Economic inertia and corruption are blamed for fuelling a Liberian-backed rebellion whose young, drug-taking fighters seized the eastern diamond fields, terrorized civilians and smuggled precious stones out through Liberia to buy more guns.
That was a trigger for the world diamond industry’s Kimberley Process initiative to certify all rough stones as free of the taint of war to end trade in “blood diamonds."
With around half of the diamonds dug from its earth now registered and taxed, the government is tens of millions of dollars better off, even though experts say total regulation is all but impossible with rough gems lying in streams and rivers.

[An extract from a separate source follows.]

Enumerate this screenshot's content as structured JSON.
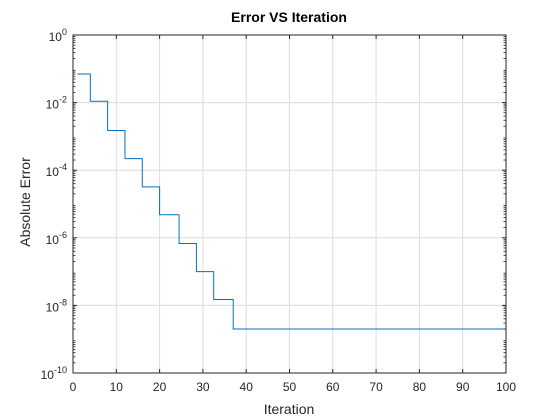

But there are signs that political discontent may also be rising in a country that languishes near the bottom of development rankings. This includes jostling to succeed President Ahmad Tejan Kabbah when he stands down in 2007.
The ruling Sierra Leone People’s Party named Kabbah’s deputy Solomon Berewa in September as candidate to succeed him, sparking a mini-rebellion that saw three ministers sacked.
Charles Margai, from one of Sierra Leone’s leading dynasties, quit the party in disgust and faces charges including conspiracy linked to running an illegal opposition party.
Need to maintain the peace
Adding to tensions, the government forced scores of senior army officers into retirement in mid-December just as the U.N. force’s exit left it even more dependent on military loyalty.
“The military, the army, still has extremely poor living conditions which will remain a risk as long as that is the case,” said Crisis Group’s McGovern.
“What we need to understand is that it is us as a nation who have to maintain the peace we want — whether U.N. peacekeepers are here or not,” said one senior local army officer.